In an effort to understand the processes that establish and maintain the differentiated state of the alveolar epithelium, we have analyzed the gene for rat type I cell 40 kD protein (RTI40), an apical integral plasma membrane protein expressed in type I but not type II alveolar epithelial cells. The RTI40 gene spans 35 kilobase pairs; it contains 6 exons and at least 6 rat Identifier repetitive elements. Three exons encode the predicted RTI40 extracellular domain and one encodes the single transmembrane spanning domain. The final exon encodes one amino acid followed by a stop codon. RTI40 gene transcription starts downstream from a TATA homology, which is immediately adjacent to putative binding sites for thyroid transcription factor 1 and Sp1. In H441 cell transfections, mutagenesis of a 5'-flanking fragment (-2496 to +104) revealed two regions that contribute to promoter activity: -1247 through -795 and -163 through -81. Heterologous promoter fusion experiments suggest that a cooperative interaction between these regions activates transcription. In transfected type II cells, deletion across the proximal region produced a 6-fold drop in promoter activity, whereas deletion across the distal region was without apparent effect. These results provide a foundation to analyze further the factors that govern alveolar epithelial cell phenotype.

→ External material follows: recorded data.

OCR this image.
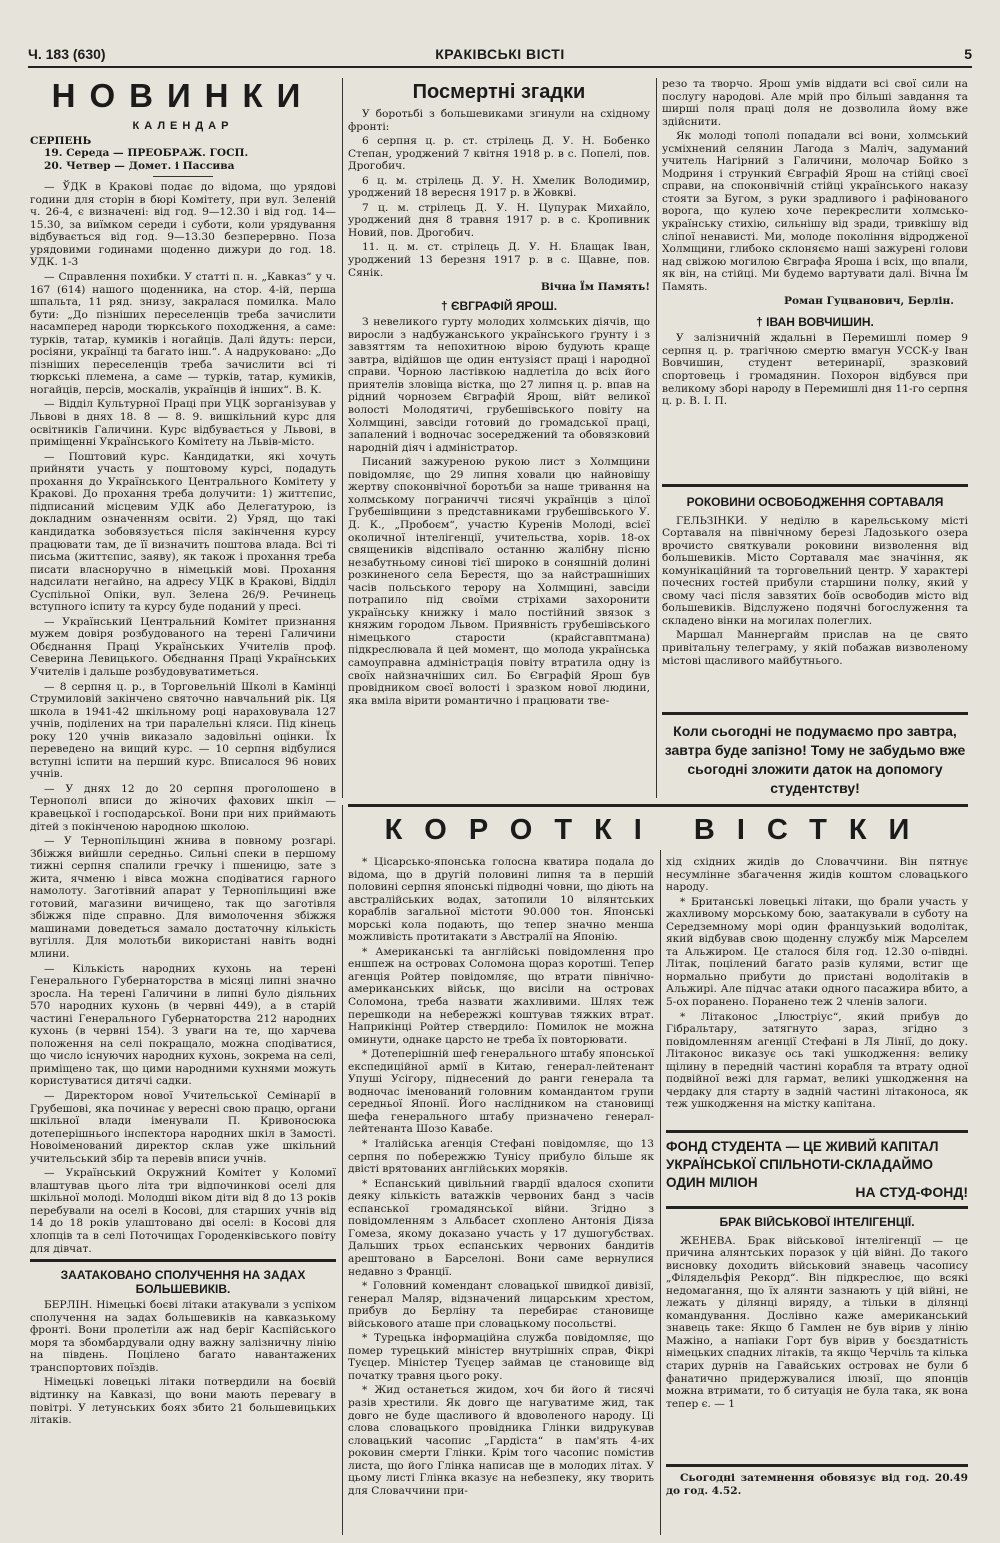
Ч. 183 (630)	КРАКІВСЬКІ ВІСТІ	5
НОВИНКИ
КАЛЕНДАР
СЕРПЕНЬ
19. Середа — ПРЕОБРАЖ. ГОСП.
20. Четвер — Домет. і Пассива

— ЎДК в Кракові подає до відома, що урядові години для сторін в бюрі Комітету, при вул. Зеленій ч. 26-4, є визначені: від год. 9—12.30 і від год. 14—15.30, за виїмком середи і суботи, коли урядування відбувається від год. 9—13.30 безперервно. Поза урядовими годинами щоденно дижури до год. 18. УДК. 1-3

— Справлення похибки. У статті п. н. „Кавказ“ у ч. 167 (614) нашого щоденника, на стор. 4-ій, перша шпальта, 11 ряд. знизу, закралася помилка. Мало бути: „До пізніших переселенців треба зачислити насамперед народи тюркського походження, а саме: турків, татар, кумиків і ногайців. Далі йдуть: перси, росіяни, українці та багато інш.“. А надруковано: „До пізніших переселенців треба зачислити всі ті тюркські племена, а саме — турків, татар, кумиків, ногайців, персів, москалів, українців й інших“. В. К.

— Відділ Культурної Праці при УЦК зорганізував у Львові в днях 18. 8 — 8. 9. вишкільний курс для освітників Галичини. Курс відбувається у Львові, в приміщенні Українського Комітету на Львів-місто.

— Поштовий курс. Кандидатки, які хочуть прийняти участь у поштовому курсі, подадуть прохання до Українського Центрального Комітету у Кракові. До прохання треба долучити: 1) життєпис, підписаний місцевим УДК або Делегатурою, із докладним означенням освіти. 2) Уряд, що такі кандидатка зобовязується після закінчення курсу працювати там, де її визначить поштова влада. Всі ті письма (життєпис, заяву), як також і прохання треба писати власноручно в німецькій мові. Прохання надсилати негайно, на адресу УЦК в Кракові, Відділ Суспільної Опіки, вул. Зелена 26/9. Речинець вступного іспиту та курсу буде поданий у пресі.

— Український Центральний Комітет признання мужем довіря розбудованого на терені Галичини Обєднання Праці Українських Учителів проф. Северина Левицького. Обєднання Праці Українських Учителів і дальше розбудовуватиметься.

— 8 серпня ц. р., в Торговельній Школі в Камінці Струмиловій закінчено святочно навчальний рік. Ця школа в 1941-42 шкільному році нараховувала 127 учнів, поділених на три паралельні кляси. Під кінець року 120 учнів виказало задовільні оцінки. Їх переведено на вищий курс. — 10 серпня відбулися вступні іспити на перший курс. Вписалося 96 нових учнів.

— У днях 12 до 20 серпня проголошено в Тернополі вписи до жіночих фахових шкіл — кравецької і господарської. Вони при них приймають дітей з покінченою народною школою.

— У Тернопільщині жнива в повному розгарі. Збіжжя вийшли середньо. Сильні спеки в першому тижні серпня спалили гречку і пшеницю, зате з жита, ячменю і вівса можна сподіватися гарного намолоту. Заготівний апарат у Тернопільщині вже готовий, магазини вичищено, так що заготівля збіжжя піде справно. Для вимолочення збіжжя машинами доведеться замало достаточну кількість вугілля. Для молотьби використані навіть водні млини.

— Кількість народних кухонь на терені Генерального Губернаторства в місяці липні значно зросла. На терені Галичини в липні було діяльних 570 народних кухонь (в червні 449), а в старій частині Генерального Губернаторства 212 народних кухонь (в червні 154). З уваги на те, що харчева положення на селі покращало, можна сподіватися, що число існуючих народних кухонь, зокрема на селі, приміщено так, що цими народними кухнями можуть користуватися дитячі садки.

— Директором нової Учительської Семінарії в Грубешові, яка починає у вересні свою працю, органи шкільної влади іменували П. Кривоносюка дотеперішнього інспектора народних шкіл в Замості. Новоіменований директор склав уже шкільний учительський збір та перевів вписи учнів.

— Український Окружний Комітет у Коломиї влаштував цього літа три відпочинкові оселі для шкільної молоді. Молодші віком діти від 8 до 13 років перебували на оселі в Косові, для старших учнів від 14 до 18 років улаштовано дві оселі: в Косові для хлопців та в селі Поточищах Городенківського повіту для дівчат.

ЗААТАКОВАНО СПОЛУЧЕННЯ НА ЗАДАХ
БОЛЬШЕВИКІВ.

БЕРЛІН. Німецькі боєві літаки атакували з успіхом сполучення на задах большевиків на кавказькому фронті. Вони пролетіли аж над беріг Каспійського моря та збомбардували одну важну залізничну лінію на південь. Поцілено багато навантажених транспортових поїздів.

Німецькі ловецькі літаки потвердили на боєвій відтинку на Кавказі, що вони мають перевагу в повітрі. У летунських боях збито 21 большевицьких літаків.

Посмертні згадки

У боротьбі з большевиками згинули на східному фронті:

6 серпня ц. р. ст. стрілець Д. У. Н. Бобенко Степан, уроджений 7 квітня 1918 р. в с. Попелі, пов. Дрогобич.

6 ц. м. стрілець Д. У. Н. Хмелик Володимир, уроджений 18 вересня 1917 р. в Жовкві.

7 ц. м. стрілець Д. У. Н. Цупурак Михайло, уроджений дня 8 травня 1917 р. в с. Кропивник Новий, пов. Дрогобич.

11. ц. м. ст. стрілець Д. У. Н. Блащак Іван, уроджений 13 березня 1917 р. в с. Щавне, пов. Сянік.

Вічна Їм Память!
† ЄВГРАФІЙ ЯРОШ.

З невеликого гурту молодих холмських діячів, що виросли з надбужанського українського ґрунту і з завзяттям та непохитною вірою будують краще завтра, відійшов ще один ентузіяст праці і народної справи. Чорною ластівкою надлетіла до всіх його приятелів зловіща вістка, що 27 липня ц. р. впав на рідний чорнозем Євграфій Ярош, війт великої волості Молодятичі, грубешівського повіту на Холмщині, завсіди готовий до громадської праці, запалений і водночас зосереджений та обовязковий народній діяч і адміністратор.

Писаний зажуреною рукою лист з Холмщини повідомляє, що 29 липня ховали цю найновішу жертву споконвічної боротьби за наше тривання на холмському пограниччі тисячі українців з цілої Грубешівщини з представниками грубешівського У. Д. К., „Пробоєм“, участю Куренів Молоді, всієї околичної інтелігенції, учительства, хорів. 18-ох священиків відспівало останню жалібну пісню незабутньому синові тієї широко в соняшній долині розкиненого села Берестя, що за найстрашніших часів польського терору на Холмщині, завсіди потрапило під своїми стріхами захоронити українську книжку і мало постійний звязок з княжим городом Львом. Приявність грубешівського німецького старости (крайсгавптмана) підкреслювала й цей момент, що молода українська самоуправна адміністрація повіту втратила одну із своїх найзначніших сил. Бо Євграфій Ярош був провідником своєї волості і зразком нової людини, яка вміла вірити романтично і працювати тве-

резо та творчо. Ярош умів віддати всі свої сили на послугу народові. Але мрій про більші завдання та ширші поля праці доля не дозволила йому вже здійснити.

Як молоді тополі попадали всі вони, холмський усміхнений селянин Лагода з Маліч, задуманий учитель Нагірний з Галичини, молочар Бойко з Модриня і стрункий Євграфій Ярош на стійці своєї справи, на споконвічній стійці українського наказу стояти за Бугом, з руки зрадливого і рафінованого ворога, що кулею хоче перекреслити холмсько-українську стихію, сильнішу від зради, тривкішу від сліпої ненависті. Ми, молоде покоління відродженої Холмщини, глибоко склоняємо наші зажурені голови над свіжою могилою Євграфа Яроша і всіх, що впали, як він, на стійці. Ми будемо вартувати далі. Вічна Їм Память.

Роман Гуцванович, Берлін.
† ІВАН ВОВЧИШИН.

У залізничній ждальні в Перемишлі помер 9 серпня ц. р. трагічною смертю вмагун УССК-у Іван Вовчишин, студент ветеринарії, зразковий спортовець і громадянин. Похорон відбувся при великому зборі народу в Перемишлі дня 11-го серпня ц. р. В. І. П.

РОКОВИНИ ОСВОБОДЖЕННЯ СОРТАВАЛЯ

ГЕЛЬЗІНКИ. У неділю в карельському місті Сортаваля на північному березі Ладозького озера врочисто святкували роковини визволення від большевиків. Місто Сортаваля має значіння, як комунікаційний та торговельний центр. У характері почесних гостей прибули старшини полку, який у свому часі після завзятих боїв освободив місто від большевиків. Відслужено подячні богослуження та складено вінки на могилах полеглих.

Маршал Маннергайм прислав на це свято привітальну телеграму, у якій побажав визволеному містові щасливого майбутнього.

Коли сьогодні не подумаємо про завтра, завтра буде запізно! Тому не забудьмо вже сьогодні зложити даток на допомогу студентству!
КОРОТКІ ВІСТКИ

* Цісарсько-японська голосна кватира подала до відома, що в другій половині липня та в першій половині серпня японські підводні човни, що діють на австралійських водах, затопили 10 вілянтських кораблів загальної містоти 90.000 тон. Японські морські кола подають, що тепер значно менша можливість протитакати з Австралії на Японію.

* Американські та англійські повідомлення про еншпеж на островах Соломона щораз коротші. Тепер агенція Ройтер повідомляє, що втрати північно-американських військ, що висіли на островах Соломона, треба назвати жахливими. Шлях теж перешкоди на небережжі коштував тяжких втрат. Наприкінці Ройтер ствердило: Помилок не можна оминути, однаке царсто не треба їх повторювати.

* Дотеперішній шеф генерального штабу японської експедиційної армії в Китаю, генерал-лейтенант Упуші Усігору, піднесений до ранги генерала та водночас іменований головним командантом групи середньої Японії. Його наслідником на становищі шефа генерального штабу призначено генерал-лейтенанта Шозо Кавабе.

* Італійська агенція Стефані повідомляє, що 13 серпня по побережжю Тунісу прибуло більше як двісті врятованих англійських моряків.

* Еспанський цивільний гвардії вдалося схопити деяку кількість ватажків червоних банд з часів еспанської громадянської війни. Згідно з повідомленням з Альбасет схоплено Антонія Діяза Гомеза, якому доказано участь у 17 душогубствах. Дальших трьох еспанських червоних бандитів арештовано в Барселоні. Вони саме вернулися недавно з Франції.

* Головний комендант словацької швидкої дивізії, генерал Маляр, відзначений лицарським хрестом, прибув до Берліну та перебирає становище військового аташе при словацькому посольстві.

* Турецька інформаційна служба повідомляє, що помер турецький міністер внутрішніх справ, Фікрі Туєцер. Міністер Туєцер займав це становище від початку травня цього року.

* Жид останеться жидом, хоч би його й тисячі разів хрестили. Як довго ще нагуватиме жид, так довго не буде щасливого й вдоволеного народу. Ці слова словацького провідника Глінки видрукував словацький часопис „Гардіста“ в пам'ять 4-их роковин смерти Глінки. Крім того часопис помістив листа, що його Глінка написав ще в молодих літах. У цьому листі Глінка вказує на небезпеку, яку творить для Словаччини при-

хід східних жидів до Словаччини. Він пятнує несумлінне збагачення жидів коштом словацького народу.

* Британські ловецькі літаки, що брали участь у жахливому морському бою, заатакували в суботу на Середземному морі один французький водолітак, який відбував свою щоденну службу між Марселем та Альжиром. Це сталося біля год. 12.30 о-півдні. Літак, поцілений багато разів кулями, встиг ще нормально прибути до пристані водолітаків в Альжирі. Але підчас атаки одного пасажира вбито, а 5-ох поранено. Поранено теж 2 членів залоги.

* Літаконос „Ілюстріус“, який прибув до Гібральтару, затягнуто зараз, згідно з повідомленням агенції Стефані в Ля Лінії, до доку. Літаконос виказує ось такі ушкодження: велику щілину в передній частині корабля та втрату одної подвійної вежі для гармат, великі ушкодження на чердаку для старту в задній частині літаконоса, як теж ушкодження на містку капітана.

ФОНД СТУДЕНТА — ЦЕ ЖИВИЙ КАПІТАЛ УКРАЇНСЬКОЇ СПІЛЬНОТИ-СКЛАДАЙМО ОДИН МІЛІОН
НА СТУД-ФОНД!
БРАК ВІЙСЬКОВОЇ ІНТЕЛІГЕНЦІЇ.

ЖЕНЕВА. Брак військової інтелігенції — це причина алянтських поразок у цій війні. До такого висновку доходить військовий знавець часопису „Філядельфія Рекорд“. Він підкреслює, що всякі недомагання, що їх алянти зазнають у цій війні, не лежать у ділянці виряду, а тільки в ділянці командування. Дослівно каже американський знавець таке: Якщо б Гамлен не був вірив у лінію Мажіно, а напіаки Горт був вірив у боєздатність німецьких спадних літаків, та якщо Черчіль та кілька старих дурнів на Гавайських островах не були б фанатично придержувалися ілюзії, що японців можна втримати, то б ситуація не була така, як вона тепер є. — 1

Сьогодні затемнення обовязує від год. 20.49 до год. 4.52.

Highly water-permeable type I alveolar epithelial cells confer high water permeability between the airspace and vasculature in rat lung.

Water permeability measured between the airspace and vasculature in intact sheep and mouse lungs is high. More than 95% of the internal surface area of the lung is lined by alveolar epithelial type I cells. The purpose of this study was to test whether osmotic water permeability (Pf) in type I alveolar epithelial cells is high enough to account for the high Pf of the intact lung. Pf measured between the airspace and vasculature in the perfused fluid-filled rat lung by the pleural surface fluorescence method was high (0.019 +/- 0.004 cm/s at 12 degrees C) and weakly temperature-dependent (activation energy 3.7 kcal/mol). To resolve the contributions of type I and type II alveolar epithelial cells to lung water permeability, Pf was measured by stopped-flow light scattering in suspensions of purified type I or type II cells obtained by immunoaffinity procedures. In response to a sudden change in external solution osmolality from 300 to 600 mOsm, the volume of type I cells decreased rapidly with a half-time (t1/2) of 60-80 ms at 10 degrees C, giving a plasma membrane Pf of 0.06-0.08 cm/s. Pf in type I cells was independent of osmotic gradient size and was weakly temperature-dependent (activation energy 3.4 kcal/mol). In contrast, t1/2 for type II cells in suspension was much slower, approximately 1 s; Pf for type II cells was 0.013 cm/s. Vesicles derived from type I cells also had a very high Pf of 0.06-0.08 cm/s at 10 degrees C that was inhibited 95% by HgCl2. The Pf in type I cells is the highest measured for any mammalian cell membrane and would account for the high water permeability of the lung.